Chiang found that during the vintage REIT era, from 1980 through 1992, REIT dividend growth was predictable for REIT aggregate dividend yields at both a short and long predictive horizon, and that the predictability increased with the time horizon.
For example, at a three-year horizon, approximately 43% of the variation in dividend growth is forecastable ahead of time from dividend yields. In addition, dividend yield coefficients are negative and statistically significant. Low dividend yields predict high growth in future dividends.
However, over the new REIT era, from 1993 through 2011, Chiang found that there was virtually no evidence of dividend growth predictability. Rather, a positive predictive relationship from dividend yields to REIT returns emerged.
For example, at a three-year horizon, roughly 33% of the variation in aggregate REIT returns is forecastable ahead of time from dividend yields. In other words, low yields no longer forecasted high growth in dividends. Instead, they forecasted low future returns. And, in general, the data was statistically significant at the 1% confidence level.
Chiang concluded that the “results also support the notion that there is a fundamental shift in the REIT pricing structure beginning in 1993.” His findings are consistent with those of Eugene Fama and Kenneth French in their 1988 paper, “Dividend Yields and Expected Stock Returns,” published in the Journal of Financial Economics.
Fama and French found that aggregate dividend yields predict aggregate stock returns, but not aggregate dividends. And today, the conventional wisdom in financial economics is that the time variability in expected returns is the dominant component of market price variability.
For today’s investors in REITs, Chiang’s study has important implications. The Federal Reserve’s zero-interest-rate policy has led many cash-flow-based investors to seek investments that provide higher yields than those available on safe fixed-income investments. REITs have been among the primary beneficiaries. The subsequent cash inflows drove REIT prices higher. As a result, valuations have risen and dividend yields have fallen.
As I write this, the current yield on Vanguard’s real estate index fund (VGISX) is about 3.2%. What does that imply about future expected real returns? If one assumes that future real growth in earnings will be consistent with the historical real growth rate of -2.9%, and if valuations do not change, then investors in REITs should be expecting a real return of just 0.3%.
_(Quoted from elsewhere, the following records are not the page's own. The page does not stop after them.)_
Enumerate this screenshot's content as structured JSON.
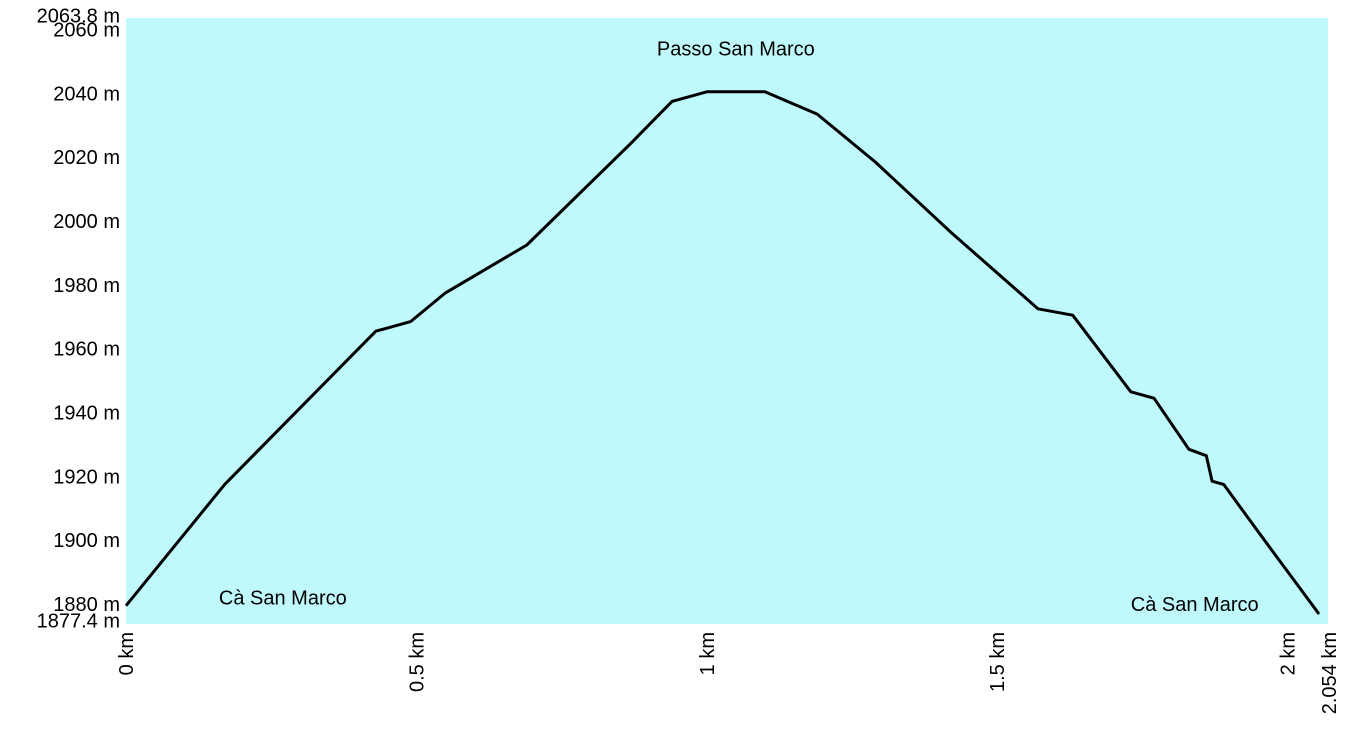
{
  "colors": {
    "plot_background": "#bff9fc",
    "line": "#000000",
    "text": "#000000",
    "page_background": "#ffffff"
  },
  "chart_data": {
    "type": "line",
    "xlim": [
      0,
      2.054
    ],
    "ylim": [
      1877.4,
      2063.8
    ],
    "grid": false,
    "legend": "none",
    "x_ticks": [
      {
        "value": 0,
        "label": "0 km"
      },
      {
        "value": 0.5,
        "label": "0.5 km"
      },
      {
        "value": 1,
        "label": "1 km"
      },
      {
        "value": 1.5,
        "label": "1.5 km"
      },
      {
        "value": 2,
        "label": "2 km"
      },
      {
        "value": 2.054,
        "label": "2.054 km"
      }
    ],
    "y_ticks": [
      {
        "value": 1877.4,
        "label": "1877.4 m"
      },
      {
        "value": 1880,
        "label": "1880 m"
      },
      {
        "value": 1900,
        "label": "1900 m"
      },
      {
        "value": 1920,
        "label": "1920 m"
      },
      {
        "value": 1940,
        "label": "1940 m"
      },
      {
        "value": 1960,
        "label": "1960 m"
      },
      {
        "value": 1980,
        "label": "1980 m"
      },
      {
        "value": 2000,
        "label": "2000 m"
      },
      {
        "value": 2020,
        "label": "2020 m"
      },
      {
        "value": 2040,
        "label": "2040 m"
      },
      {
        "value": 2060,
        "label": "2060 m"
      },
      {
        "value": 2063.8,
        "label": "2063.8 m"
      }
    ],
    "series": [
      {
        "x": [
          0,
          0.17,
          0.43,
          0.49,
          0.55,
          0.69,
          0.87,
          0.94,
          1.0,
          1.1,
          1.19,
          1.29,
          1.42,
          1.57,
          1.63,
          1.73,
          1.77,
          1.83,
          1.86,
          1.87,
          1.89,
          1.95,
          2.054
        ],
        "y": [
          1880,
          1918,
          1966,
          1969,
          1978,
          1993,
          2025,
          2038,
          2041,
          2041,
          2034,
          2019,
          1997,
          1973,
          1971,
          1947,
          1945,
          1929,
          1927,
          1919,
          1918,
          1903,
          1877.4
        ]
      }
    ],
    "annotations": [
      {
        "text": "Passo San Marco",
        "x": 1.05,
        "y": 2054
      },
      {
        "text": "Cà San Marco",
        "x": 0.27,
        "y": 1882
      },
      {
        "text": "Cà San Marco",
        "x": 1.84,
        "y": 1880
      }
    ]
  }
}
We can compare that 0.3% real return for REITs with the expected real return for global equities in general. A common metric used to forecast equity returns is the Shiller CAPE 10 ratio, with an adjustment for the fact that the metric uses average real earnings over the prior 10 years. Assuming real earnings grow about 2% a year, we would need to multiply the CAPE 10 earnings yield by 1.1 [1 + (5 x .02)].
The S&P 500 has a current CAPE 10 of about 26, producing an earnings yield of about 3.8%. Adjusting for the lag, we have a real return forecast of 4.2% [3.8 x 1.1]. Using the same set of metrics produces a real return forecast for the MSCI EAFE and MSCI Emerging Markets Indexes of about 7.3% and about 9.2%, respectively.
Not only does the 0.3% expected real returns for U.S. REIT investors look unattractive in comparison, it has only about a 0.1% risk premium above the real return on virtually riskless 10-year Treasury inflation-protected securities (TIPS). Forewarned is forearmed.